En marge d’une conférence de presse où il présentait la candidate libérale Maryse Patenaude à l’élection partielle dans la circonscription de Marie-Victorin, le premier ministre Philippe Couillard a répété que la décision d’entendre de nouveaux témoins revenait aux membres de la CET. Mais il a souligné l’inutilité, à ses yeux, de l’exercice. «On a fait le tour de la question, a-t-il affirmé.
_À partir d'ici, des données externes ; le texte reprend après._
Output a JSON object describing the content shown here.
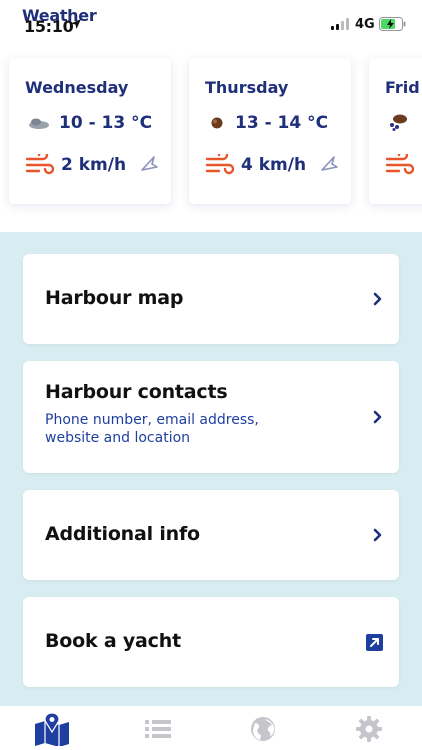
{
  "status_bar": {
    "overlay_title": "Weather",
    "time": "15:10",
    "network": "4G"
  },
  "forecast": [
    {
      "day": "Wednesday",
      "temp": "10 - 13 °C",
      "wind": "2 km/h",
      "icon": "cloud-icon"
    },
    {
      "day": "Thursday",
      "temp": "13 - 14 °C",
      "wind": "4 km/h",
      "icon": "sun-cloud-icon"
    },
    {
      "day": "Frid",
      "temp": "",
      "wind": "",
      "icon": "rain-icon"
    }
  ],
  "menu": {
    "harbour_map": {
      "title": "Harbour map"
    },
    "harbour_contacts": {
      "title": "Harbour contacts",
      "subtitle": "Phone number, email address, website and location"
    },
    "additional_info": {
      "title": "Additional info"
    },
    "book_yacht": {
      "title": "Book a yacht"
    }
  },
  "nav": [
    "map-icon",
    "list-icon",
    "globe-icon",
    "settings-icon"
  ],
  "colors": {
    "brand_navy": "#1f2f7a",
    "accent_orange": "#e8552b",
    "background_teal": "#d8edf1",
    "nav_inactive": "#c4c6cc"
  }
}
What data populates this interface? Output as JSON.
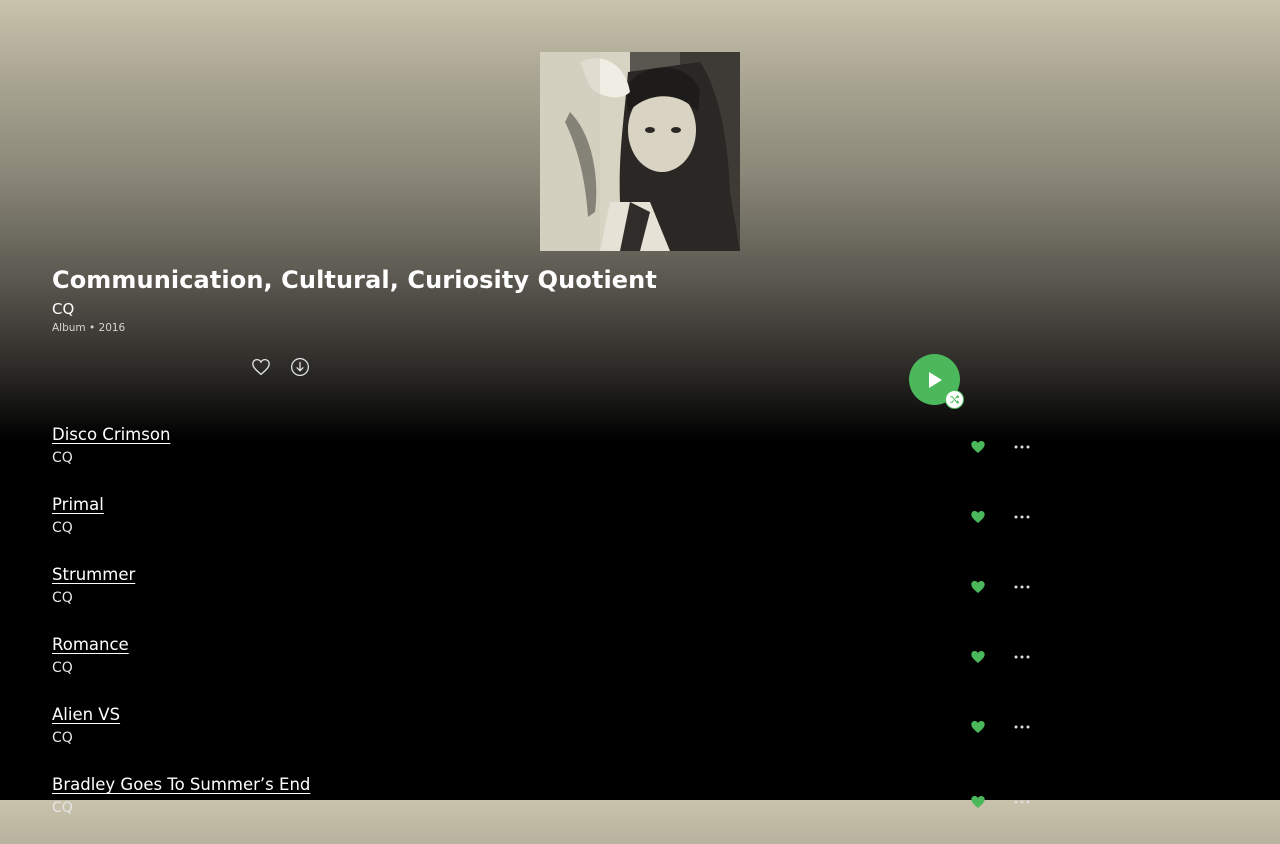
{
  "album": {
    "title": "Communication, Cultural, Curiosity Quotient",
    "artist": "CQ",
    "meta": "Album • 2016"
  },
  "actions": {
    "like_icon": "heart-outline-icon",
    "download_icon": "download-icon",
    "play_icon": "play-icon",
    "shuffle_icon": "shuffle-icon"
  },
  "tracks": [
    {
      "title": "Disco Crimson",
      "artist": "CQ",
      "liked": true
    },
    {
      "title": "Primal",
      "artist": "CQ",
      "liked": true
    },
    {
      "title": "Strummer",
      "artist": "CQ",
      "liked": true
    },
    {
      "title": "Romance",
      "artist": "CQ",
      "liked": true
    },
    {
      "title": "Alien VS",
      "artist": "CQ",
      "liked": true
    },
    {
      "title": "Bradley Goes To Summer’s End",
      "artist": "CQ",
      "liked": true
    }
  ],
  "colors": {
    "accent": "#4cb85c"
  }
}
Ça ne changeait rien: de toute façon, la transaction allait de l’avant.»

 

Jacques Daoust a toujours maintenu, y compris le jour de sa démission vendredi, qu’il n’avait jamais autorisé la vente des actions de Rona par IQ. Or, le conseil d’administration de la société d’État jugeait qu’il lui fallait obtenir l’aval du gouvernement, même si la loi ne l’y obligeait pas, pour liquider ce bloc de plus de 150 millions de dollars d’actions de Rona.

 

Cet aval, le conseil l’a finalement obtenu du chef de cabinet qui devrait préciser, lors d’une possible comparution à la CET, qui, au cabinet du premier ministre, s’il est vrai que le ministre n’a pas été mêlé à l’affaire, lui a soufflé la réponse à fournir à IQ. À moins que Pierre Ouellet n’invoque le Saint-Esprit.

 

Dimanche, le leader parlementaire de la Coalition avenir Québec, François Bonnardel, faisait parvenir une demande formelle au président de la CET, le député péquiste Claude Cousineau, pour que Jacques Daoust et Pierre Ouellet comparaissent, tout comme un ancien président et chef de la direction du quincaillier, Robert Dutton.

 

Claude Cousineau convoquera une séance de travail spéciale à ce sujet possiblement jeudi, la CET étant accaparée mardi et mercredi par l’étude du projet de loi 70. Chose certaine, les nouveaux témoins ne pourront être entendus jeudi, a-t-il précisé au Devoir. Le président de la CET souhaite qu’ils le soient avant le début de la prochaine session à la mi-septembre.